By Mariam Sharia
Yoruba Richen is a lot of things. She is a writer, a director, a producer, an investigative journalist, and a documentary filmmaker. She is also a gay female African-American, three factors which could have — which, 25 years ago certainly would have — disqualified her from those occupations.
But at Bumble’s SXSW Empowering Connections event, Richen tells us times are changing. In fact, we are witnessing a watershed moment in mainstream media. On one side lies the old, the establishment, the white male gatekeepers and the Harvey Weinsteins. On the other stand Jordan Peele, Black Panther, shows like Atlanta, Black-ish, Insecure. For the first time in history the voiceless can speak. This, Richen reminds us, is remarkable.
Yet the reason it is remarkable is because the past has been so very dismal. And lest we forget, the present still sorta is.

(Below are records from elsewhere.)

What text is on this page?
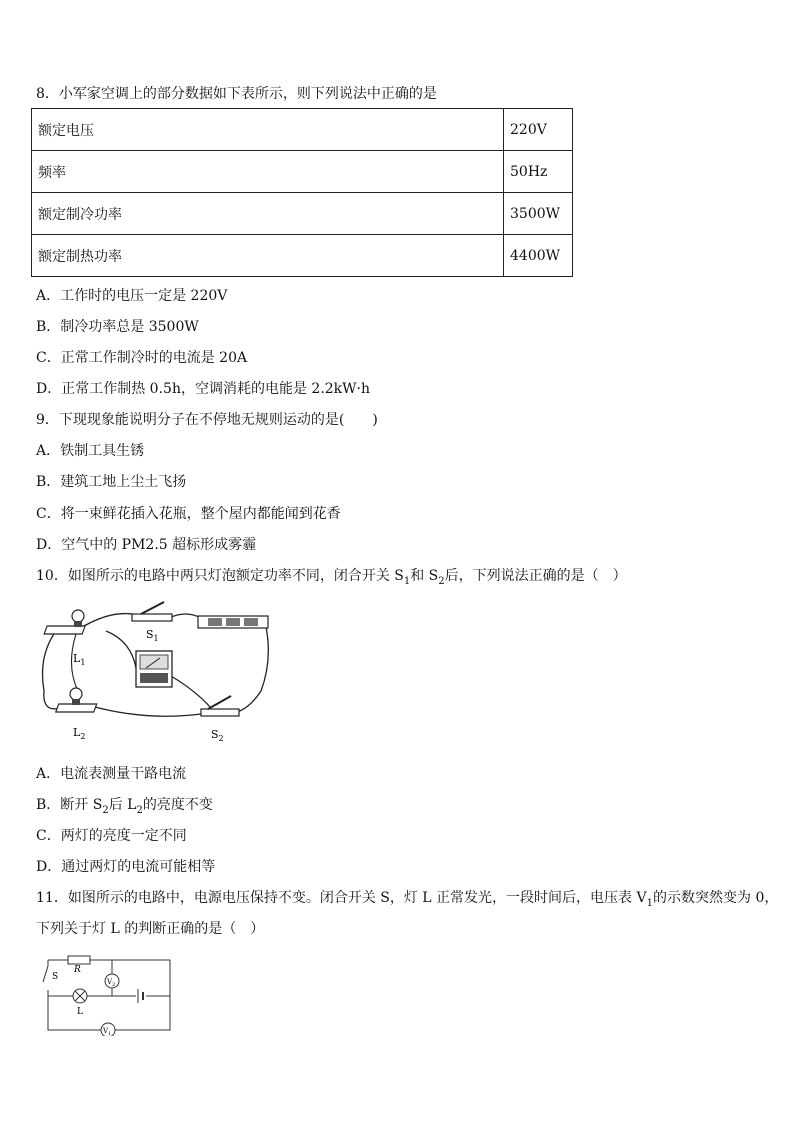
8．小军家空调上的部分数据如下表所示，则下列说法中正确的是
额定电压	220V
频率	50Hz
额定制冷功率	3500W
额定制热功率	4400W
A．工作时的电压一定是 220V
B．制冷功率总是 3500W
C．正常工作制冷时的电流是 20A
D．正常工作制热 0.5h，空调消耗的电能是 2.2kW·h
9．下现现象能说明分子在不停地无规则运动的是(　　)
A．铁制工具生锈
B．建筑工地上尘土飞扬
C．将一束鲜花插入花瓶，整个屋内都能闻到花香
D．空气中的 PM2.5 超标形成雾霾
10．如图所示的电路中两只灯泡额定功率不同，闭合开关 $S_1$和 $S_2$后，下列说法正确的是（　）
$L_1$
$L_2$
$S_1$
$S_2$
A．电流表测量干路电流
B．断开 $S_2$后 $L_2$的亮度不变
C．两灯的亮度一定不同
D．通过两灯的电流可能相等
11．如图所示的电路中，电源电压保持不变。闭合开关 S，灯 L 正常发光，一段时间后，电压表 $V_1$的示数突然变为 0，
下列关于灯 L 的判断正确的是（　）
R
S	$V_2$
L
$V_1$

To further that point, the filmmaker drops some sobering numbers: According to the latest report from the USC Inclusion Initiative, 4.3 percent of the top 1100 films released between 2007 and 20017 were directed by women— a ratio of 22 male directors to every female. Of those female directors, four were black women, three were Asian, and one was Latina. Similarly, a mere 7 percent of all television shows during this ten-year period were created by people of color.

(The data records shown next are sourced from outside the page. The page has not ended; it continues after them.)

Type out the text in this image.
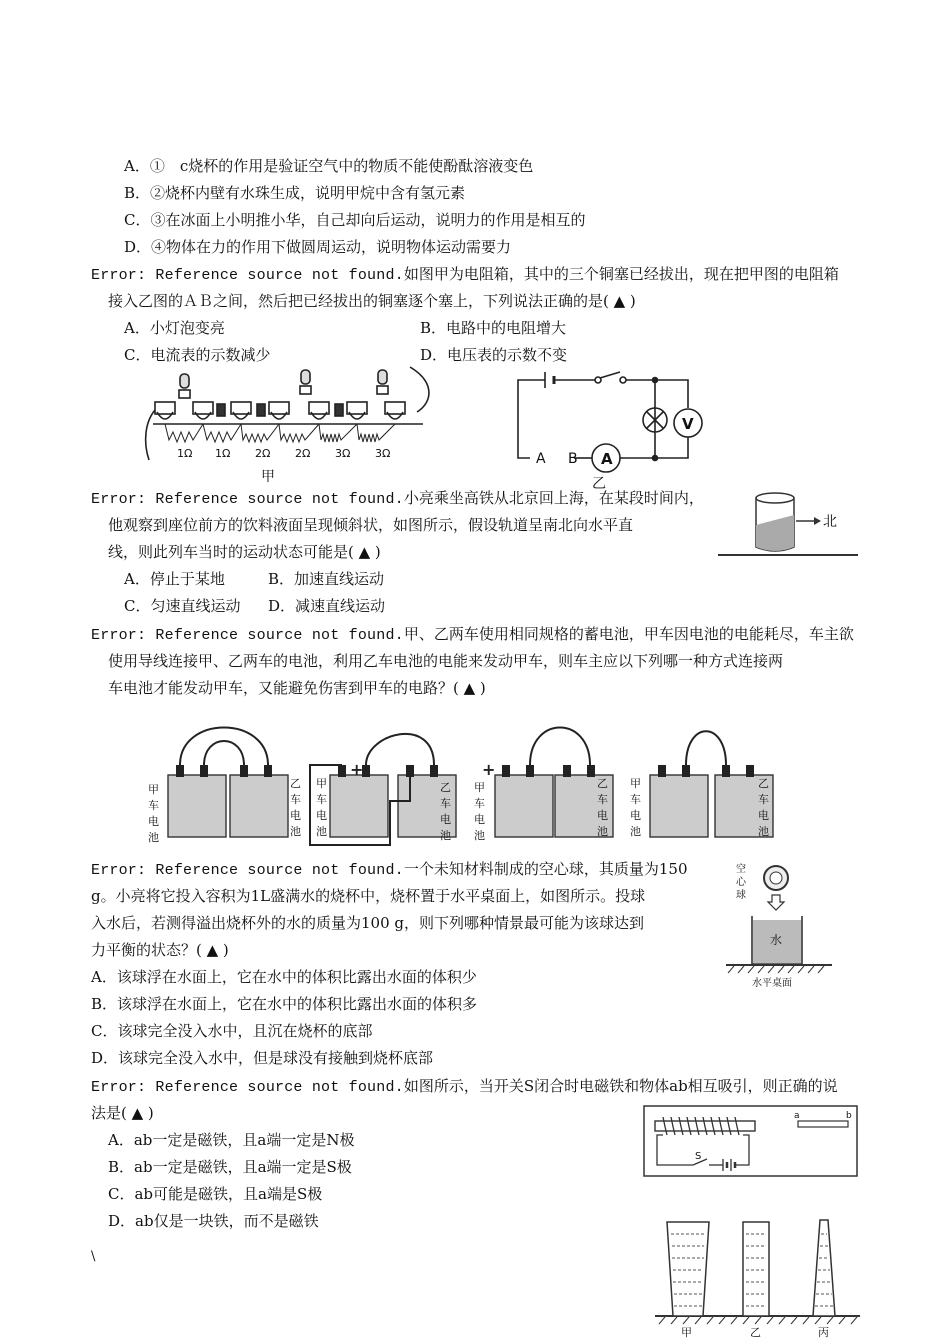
A．①　c烧杯的作用是验证空气中的物质不能使酚酞溶液变色
B．②烧杯内壁有水珠生成，说明甲烷中含有氢元素
C．③在冰面上小明推小华，自己却向后运动，说明力的作用是相互的
D．④物体在力的作用下做圆周运动，说明物体运动需要力
Error: Reference source not found.如图甲为电阻箱，其中的三个铜塞已经拔出，现在把甲图的电阻箱
接入乙图的ＡＢ之间，然后把已经拔出的铜塞逐个塞上，下列说法正确的是( ▲ )
A．小灯泡变亮	B．电路中的电阻增大
C．电流表的示数减少	D．电压表的示数不变
1Ω 1Ω 2Ω 2Ω 3Ω 3Ω
甲
A
V
A B
乙
Error: Reference source not found.小亮乘坐高铁从北京回上海，在某段时间内，
他观察到座位前方的饮料液面呈现倾斜状，如图所示，假设轨道呈南北向水平直
线，则此列车当时的运动状态可能是( ▲ )
A．停止于某地	B．加速直线运动
C．匀速直线运动 D．减速直线运动
北
Error: Reference source not found.甲、乙两车使用相同规格的蓄电池，甲车因电池的电能耗尽，车主欲
使用导线连接甲、乙两车的电池，利用乙车电池的电能来发动甲车，则车主应以下列哪一种方式连接两
车电池才能发动甲车，又能避免伤害到甲车的电路？( ▲ )
甲
车
电
池
乙
车
电
池
甲
车
电
池
乙
车
电
池
甲
车
电
池
乙
车
电
池
甲
车
电
池
乙
车
电
池
+	+
Error: Reference source not found.一个未知材料制成的空心球，其质量为150
g。小亮将它投入容积为1L盛满水的烧杯中，烧杯置于水平桌面上，如图所示。投球
入水后，若测得溢出烧杯外的水的质量为100 g，则下列哪种情景最可能为该球达到
力平衡的状态？( ▲ )
A．该球浮在水面上，它在水中的体积比露出水面的体积少
B．该球浮在水面上，它在水中的体积比露出水面的体积多
C．该球完全没入水中，且沉在烧杯的底部
D．该球完全没入水中，但是球没有接触到烧杯底部
空
心
球
水
水平桌面
Error: Reference source not found.如图所示，当开关S闭合时电磁铁和物体ab相互吸引，则正确的说
法是( ▲ )
A．ab一定是磁铁，且a端一定是N极
B．ab一定是磁铁，且a端一定是S极
C．ab可能是磁铁，且a端是S极
D．ab仅是一块铁，而不是磁铁
a	b
S
\
甲	乙	丙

So what do we do? We reframe the narrative. Just as Richen did in her 2013 documentary The New Black.
Her film investigated the ways in which the African-American community — demonized in the mainstream media as viciously homophobic — grappled with the gay rights issue just as gay marriage was beginning to become the law of the land. She cites an erroneous CNN poll that went viral in 2008, which recklessly pitted the black community against the LGBT one. As a gay, black female, it broke Richen’s heart.

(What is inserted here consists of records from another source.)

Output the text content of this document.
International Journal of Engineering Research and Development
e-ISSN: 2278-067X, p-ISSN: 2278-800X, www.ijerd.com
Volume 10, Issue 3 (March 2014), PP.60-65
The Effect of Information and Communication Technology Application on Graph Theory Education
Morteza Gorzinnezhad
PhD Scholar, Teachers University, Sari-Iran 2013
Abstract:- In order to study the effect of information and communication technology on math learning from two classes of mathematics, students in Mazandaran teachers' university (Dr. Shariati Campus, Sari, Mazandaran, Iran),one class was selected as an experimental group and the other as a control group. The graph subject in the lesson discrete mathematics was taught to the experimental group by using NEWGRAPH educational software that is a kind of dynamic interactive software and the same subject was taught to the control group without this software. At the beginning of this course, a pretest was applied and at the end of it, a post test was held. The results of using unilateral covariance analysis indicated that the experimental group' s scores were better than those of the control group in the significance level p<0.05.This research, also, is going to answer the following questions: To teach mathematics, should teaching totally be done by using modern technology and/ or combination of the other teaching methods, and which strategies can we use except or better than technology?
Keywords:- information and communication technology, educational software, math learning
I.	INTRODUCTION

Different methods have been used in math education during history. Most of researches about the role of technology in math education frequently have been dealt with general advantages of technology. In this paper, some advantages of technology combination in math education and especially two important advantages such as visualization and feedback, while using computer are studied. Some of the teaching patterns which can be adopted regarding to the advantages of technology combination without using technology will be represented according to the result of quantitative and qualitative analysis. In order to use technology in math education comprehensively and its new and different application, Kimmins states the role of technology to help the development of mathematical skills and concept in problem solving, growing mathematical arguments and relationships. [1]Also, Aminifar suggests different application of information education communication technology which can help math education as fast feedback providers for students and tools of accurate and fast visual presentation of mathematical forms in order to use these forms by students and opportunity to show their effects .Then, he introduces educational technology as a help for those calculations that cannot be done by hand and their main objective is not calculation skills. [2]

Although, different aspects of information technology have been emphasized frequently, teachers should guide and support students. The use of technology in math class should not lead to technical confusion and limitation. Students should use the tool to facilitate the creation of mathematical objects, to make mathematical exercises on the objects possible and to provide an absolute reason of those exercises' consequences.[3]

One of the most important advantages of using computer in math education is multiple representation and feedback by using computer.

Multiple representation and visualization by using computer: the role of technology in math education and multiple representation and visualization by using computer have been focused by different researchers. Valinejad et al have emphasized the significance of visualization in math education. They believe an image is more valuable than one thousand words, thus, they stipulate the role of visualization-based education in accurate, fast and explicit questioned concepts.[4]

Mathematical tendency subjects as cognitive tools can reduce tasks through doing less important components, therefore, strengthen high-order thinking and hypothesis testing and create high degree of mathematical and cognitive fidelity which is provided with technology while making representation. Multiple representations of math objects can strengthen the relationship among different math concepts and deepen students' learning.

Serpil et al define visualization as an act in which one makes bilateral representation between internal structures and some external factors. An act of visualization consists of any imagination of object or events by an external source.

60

She realized the way the mainstream media portrayed the black community needed to change. She knew black freedom was a blueprint for expanding marriage rights rather than a separate (or worse, contradictory) issue. She needed the world to see it too.
This is what Richen urges the rest of us to do. Those traditionally left out of mainstream media now have the ability to become what she calls ‘citizen journalists.’ iPhones, social media, and streaming services can spread stories with unprecedented ease and speed. We are responsible for helping one another, for sharing the types of diverse stories which we’ve already seen elevate the art of media, portray our nation in a more accurate and interesting way, and still remain hella profitable for the powers that be (cash, after all, is forever king).
Richen wants us to learn from what happened in 2008. We must not let ourselves be divided, conquered, or forgotten. We must dovetail the individual fights of all those who have been stepped on and left voiceless into one solid, un-ignorable mass. The documentarian cites the words of poet Audre Lorde to drive her point home: “There is no such thing as a single-issue struggle because we do not live single-issue lives.”
“We don’t have to wait for the gatekeepers to give us permission,” announces Richen. She is living proof of this. “If we are tired of not seeing ourselves reflected on the screen, now more than ever we can do something. We can take the reigns and we can make something that reflects our lives. We can reframe the narrative.”